Wolfson did not reply to follow-up questions on Friday.

‘The public deserved an explanation’

Prosecutors announced they would not be filing charges, without giving a reason, during a court hearing on Thursday. Wolfson said on Friday that his office was “still determining certain things on the case” after the hearing.

“I think the public deserved an explanation (for) why the case was denied,” Wolfson said. “Because with what we have now, it doesn’t reach our standards. Our standards are we have to be able to prove this case beyond a reasonable doubt, and we can’t.”

But because charges were never formally filed, if prosecutors receive more information that satisfies their Fourth Amendment concerns, they could bring charges against Arnette in the future, Wolfson said.

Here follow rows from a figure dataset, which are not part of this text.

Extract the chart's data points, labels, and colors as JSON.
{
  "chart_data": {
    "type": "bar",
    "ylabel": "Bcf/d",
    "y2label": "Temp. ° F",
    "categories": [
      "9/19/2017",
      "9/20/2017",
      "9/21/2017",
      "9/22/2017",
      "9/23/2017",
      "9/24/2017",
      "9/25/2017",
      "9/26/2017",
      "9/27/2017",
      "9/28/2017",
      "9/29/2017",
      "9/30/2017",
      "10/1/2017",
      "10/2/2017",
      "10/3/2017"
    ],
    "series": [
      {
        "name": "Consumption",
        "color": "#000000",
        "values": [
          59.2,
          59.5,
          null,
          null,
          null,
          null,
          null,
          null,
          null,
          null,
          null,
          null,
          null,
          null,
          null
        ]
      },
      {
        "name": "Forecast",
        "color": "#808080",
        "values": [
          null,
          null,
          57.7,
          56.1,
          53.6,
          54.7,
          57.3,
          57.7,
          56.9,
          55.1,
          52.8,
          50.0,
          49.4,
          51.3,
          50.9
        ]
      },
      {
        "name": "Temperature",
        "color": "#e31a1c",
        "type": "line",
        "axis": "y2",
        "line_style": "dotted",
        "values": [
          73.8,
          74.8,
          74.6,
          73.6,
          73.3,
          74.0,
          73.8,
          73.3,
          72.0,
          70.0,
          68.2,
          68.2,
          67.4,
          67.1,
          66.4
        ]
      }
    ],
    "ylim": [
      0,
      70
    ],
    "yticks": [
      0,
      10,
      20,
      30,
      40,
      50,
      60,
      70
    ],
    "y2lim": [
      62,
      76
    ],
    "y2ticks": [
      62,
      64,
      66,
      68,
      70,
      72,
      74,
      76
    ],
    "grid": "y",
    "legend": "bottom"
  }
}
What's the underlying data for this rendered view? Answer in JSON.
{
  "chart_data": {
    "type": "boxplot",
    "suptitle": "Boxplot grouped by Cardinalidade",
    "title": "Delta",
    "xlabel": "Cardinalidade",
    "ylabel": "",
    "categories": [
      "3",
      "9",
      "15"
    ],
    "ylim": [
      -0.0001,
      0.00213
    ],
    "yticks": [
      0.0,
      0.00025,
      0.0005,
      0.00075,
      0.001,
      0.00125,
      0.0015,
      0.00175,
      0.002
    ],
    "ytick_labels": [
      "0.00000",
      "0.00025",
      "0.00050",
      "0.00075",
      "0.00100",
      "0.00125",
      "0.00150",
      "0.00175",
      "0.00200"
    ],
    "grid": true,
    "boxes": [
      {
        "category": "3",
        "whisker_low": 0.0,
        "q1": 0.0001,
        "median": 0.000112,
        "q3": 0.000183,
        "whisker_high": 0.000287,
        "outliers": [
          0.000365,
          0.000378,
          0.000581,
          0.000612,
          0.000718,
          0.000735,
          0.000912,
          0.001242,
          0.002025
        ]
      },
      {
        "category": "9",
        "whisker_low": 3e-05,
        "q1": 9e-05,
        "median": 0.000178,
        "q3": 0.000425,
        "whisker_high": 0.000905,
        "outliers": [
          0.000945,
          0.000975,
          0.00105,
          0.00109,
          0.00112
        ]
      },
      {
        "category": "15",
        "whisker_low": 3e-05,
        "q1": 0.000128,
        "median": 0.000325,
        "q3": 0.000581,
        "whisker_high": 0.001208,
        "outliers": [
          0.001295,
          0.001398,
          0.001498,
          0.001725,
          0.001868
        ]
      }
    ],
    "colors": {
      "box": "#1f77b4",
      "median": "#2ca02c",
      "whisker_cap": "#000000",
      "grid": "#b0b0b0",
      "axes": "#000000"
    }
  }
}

Metro claimed the department had already addressed Wolfson’s concerns.

“LVMPD provided a response to all the questions provided by the DA within the agreed upon timeline,” Metro said in its statement. “The responses provided to the DA clarify their questions regarding their concerns over the 4th Amendment.”

Metro did not reply to a follow-up question asking to elaborate on its response to the district attorney’s office.

The arrest report

At about 5:45 p.m. on Jan. 28, police received a report of a person with a gun at Park MGM, according to a Metro arrest report. Police were told that a man had pointed a firearm at an employee before driving away from the valet area.

Officers then stopped Arnette, who was driving a Mercedes G Wagon, at a nearby gas station, the report said. Police took Arnette and Surrell into custody, and found a gun in Surrell’s hoodie during a pat-down.

“While officers were conducting the vehicle stop an additional handgun was observed in the driver’s side door where Arnette had been driving,” the report said.

However, an officer wrote later in the report that an officer identified as “D. Courtney” had “recovered” a FNX-45 gun in the “passenger side door panel.” A different detective also found a Smith & Wesson .40-caliber handgun in the “rear pocket of the driver seat,” the report said.

Assistant District Attorney Christopher Lalli said it was unclear from the report which officer conducted the pat-down on Surrell and who found the firearm Arnette had allegedly used.

According to the report, Arnette told police that he was angry with valets for asking for his parking ticket, which he had thrown out. Arnette said he pulled a FNX .45-caliber semi-automatic handgun out of his waistband and put it in the driver’s side door of his car while arguing with the valet, the report said.

An officer wrote in the report that video surveillance of the confrontation showed Arnette put the gun in the driver’s side door, and that Arnette began screaming at a valet who walked away from him.

“Arnette then appears to reach down and charge his pistol using both hands,” an officer wrote in the report when describing the video.

The report’s author did not clarify whether the video showed Arnette picking up the gun after he had placed it in the car.

Arnette has denied that he pointed a gun at anybody, defense attorney Ross Goodman has said.

Goodman said Friday that he has never seen the surveillance video, and he was not aware of Fourth Amendment concerns from the district attorney’s office.

“I was presuming that the video evidence corroborated what Damon said from day one, but it wouldn’t surprise me that there was also a search issue,” he said.

Walsh said that when Metro sent information in May, the department included a CD copy of the video. But because the video wasn’t uploaded to a database used to share information between prosecutors and law enforcement, Walsh said, she was unable to view the video.

Wolfson said that his office usually doesn’t have to submit requests for additional evidence from Metro, but the agency’s system works better when information is provided quickly.

“The good news is this is the exception rather than the rule,” he said.